Teahouse Films is a student group born out of Villanova University’s Social Justice Documentary class. Year after year, Villanova students devote themselves to advocating for justice through the art of film. Recent projects such as “Rise and Shine” and “Mehsha” have focused on a variety of issues such as education and immigration reform and have been based all the way from Ghana to Philadelphia (not to mention serving as our own hometown inspiration). Teahouse Films is excited to join the legacy past students have left behind with their first documentary which depicts the everyday struggles of life in a small, southwestern village in India.

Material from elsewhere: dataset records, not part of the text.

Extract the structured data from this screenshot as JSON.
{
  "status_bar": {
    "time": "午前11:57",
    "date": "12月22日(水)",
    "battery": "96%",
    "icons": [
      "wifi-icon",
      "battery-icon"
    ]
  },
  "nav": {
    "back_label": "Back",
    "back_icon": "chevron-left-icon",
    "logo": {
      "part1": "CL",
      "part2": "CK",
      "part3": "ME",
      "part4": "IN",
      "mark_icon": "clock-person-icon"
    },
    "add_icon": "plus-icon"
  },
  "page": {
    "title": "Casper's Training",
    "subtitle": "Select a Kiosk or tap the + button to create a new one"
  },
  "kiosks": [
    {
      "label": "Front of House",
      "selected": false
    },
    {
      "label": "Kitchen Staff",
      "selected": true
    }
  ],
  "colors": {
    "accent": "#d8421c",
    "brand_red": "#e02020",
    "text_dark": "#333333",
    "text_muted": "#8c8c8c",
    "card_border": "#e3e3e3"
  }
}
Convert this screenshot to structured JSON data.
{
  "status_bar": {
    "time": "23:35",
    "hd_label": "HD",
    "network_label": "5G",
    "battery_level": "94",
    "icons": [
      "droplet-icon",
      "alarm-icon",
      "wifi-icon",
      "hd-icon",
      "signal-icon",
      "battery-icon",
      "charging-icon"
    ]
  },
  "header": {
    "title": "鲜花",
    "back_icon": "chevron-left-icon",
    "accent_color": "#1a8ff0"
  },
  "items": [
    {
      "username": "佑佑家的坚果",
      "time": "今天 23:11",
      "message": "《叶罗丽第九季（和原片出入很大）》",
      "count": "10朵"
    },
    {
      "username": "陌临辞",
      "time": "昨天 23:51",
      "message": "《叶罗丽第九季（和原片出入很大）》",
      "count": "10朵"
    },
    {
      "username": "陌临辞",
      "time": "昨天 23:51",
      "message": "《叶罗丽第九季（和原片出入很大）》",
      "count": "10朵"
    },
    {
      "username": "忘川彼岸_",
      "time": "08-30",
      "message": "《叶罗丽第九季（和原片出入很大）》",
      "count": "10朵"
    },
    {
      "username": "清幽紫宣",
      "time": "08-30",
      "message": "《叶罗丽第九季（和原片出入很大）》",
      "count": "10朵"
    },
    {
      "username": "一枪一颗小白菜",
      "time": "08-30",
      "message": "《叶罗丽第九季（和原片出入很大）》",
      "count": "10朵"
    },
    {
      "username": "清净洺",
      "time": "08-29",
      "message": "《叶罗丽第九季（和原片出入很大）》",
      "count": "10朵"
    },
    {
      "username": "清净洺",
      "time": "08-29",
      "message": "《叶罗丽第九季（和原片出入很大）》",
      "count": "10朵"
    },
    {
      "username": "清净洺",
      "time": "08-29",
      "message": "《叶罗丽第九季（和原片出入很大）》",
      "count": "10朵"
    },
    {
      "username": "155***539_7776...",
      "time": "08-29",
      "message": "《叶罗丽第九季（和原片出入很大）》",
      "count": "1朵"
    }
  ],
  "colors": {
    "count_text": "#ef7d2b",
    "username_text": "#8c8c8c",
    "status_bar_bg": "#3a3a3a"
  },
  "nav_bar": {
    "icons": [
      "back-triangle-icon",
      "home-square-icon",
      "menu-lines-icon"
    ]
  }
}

The name Teahouse Films derives from the significance of both trees and tea in Indian culture. Before leaving, the team was advised to always leave “time for tea.” This is considered time to relax and get to know someone, which the team learned while oversees when they were invited into homes by each family in the community. No matter the family’s economic status or English-speaking level, they would offer what they had – good food and good company. Tea, therefore, signifies the patience, appreciation, and generosity of the Indian people. The phrase “Teahouse” comes from the word tree house, in representation of India’s national tree, the banyan tree, which is pictured in the team’s logo
Teahouse’s first film began production in August 2013 and will premiere in May 2014. The film follows the remarkable change makers within the village of Prashanthagiri as they battle through gender inequality, alcoholism, domestic abuse, and the overwhelming cycle of poverty. Join us as we introduce you to the people and the community that have challenged us to be greater than who we are.